If $x_{0} - \delta < x < x_{0}$, then we have that \begin{align*} f(x) \geq f(x_{0}) \Longrightarrow f(x) - f(x_{0}) \geq 0 \Longrightarrow \frac{f(x) - f(x_{0})}{x - x_{0}}\leq 0 \Longrightarrow f'(x^{-}_{0})\leq 0 \end{align*}

Since $f$ is differentiable at $x_{0}$, we conclude that $f'(x^{+}_{0}) = f'(x^{-}_{0})$, which is only possible if $f'(x_{0}) = 0$, and we are done.

Similar reasoning applies to the case when $x_{0}$ is a local maximum.

Could someone verify if I am reasoning correctly?

Answer 1

Yes, what you did is right. By the way, to treat the local maximum case, here's a cute trick if you haven't already seen it: if $f$ has a local maximum at $x_0$, then $-f$ has a local minimum at $x_0$. So, $(-f)'(x_0) = -f'(x_0) = 0$. Hence, $f'(x_0) = 0$. So, this saves you the trouble of going through the entire proof again.

Answer 2

This looks good to me!

Another way of proving this (which I had done during my undergrad was by contradiction)

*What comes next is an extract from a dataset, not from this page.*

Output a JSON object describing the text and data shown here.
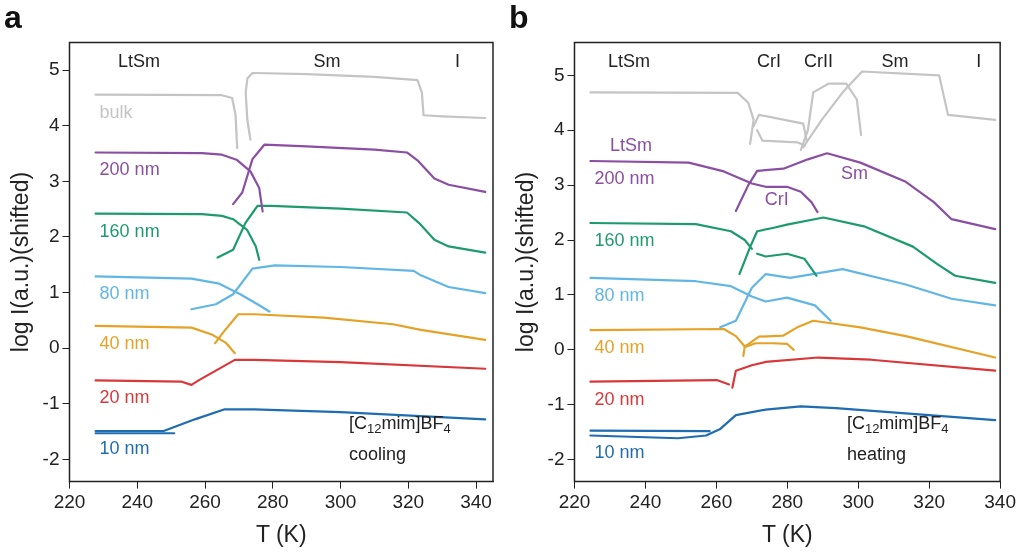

Suppose $f$ has a local minimum(or maximum) at $x_0$. Now, if possible let us suppose that $f'(x_0)\not= 0$.

Then going along the same line of argument as yours , you shall be able to argue that it(i.e. $f'(x_0)\not= 0$) contradicts the fact that $x_0$ is local minimum (or maximum).

Let me show it here for you.

Let us consider the local minimum first. Thus there exists $δ>0$ such that $f(x)≥f(x_0)$ for $x\in(x_0-\delta,x_0+\delta)$, $\delta>0$.

If $f'(x_0)> 0$. Then $\exists \delta_1 \in (0,\delta)$ such that $$\frac{f(x) - f(x_{0})}{x - x_{0}} > 0, \forall x\in(x_0-\delta_1,x_0)$$ $$\implies f(x) - f(x_{0}) < 0, \forall x\in(x_0-\delta_1,x_0)$$ $\therefore f(x)<f(x_{0}), \forall x\in(x_0-\delta_1,x_0)\subset(x_0-\delta,x_0+\delta) $ ,this contradicts the fact that $x_0$ is local minimum.

So $f'(x_0)\not> 0$

Similarly you can show that $f'(x_0)\not< 0$. And hence the result.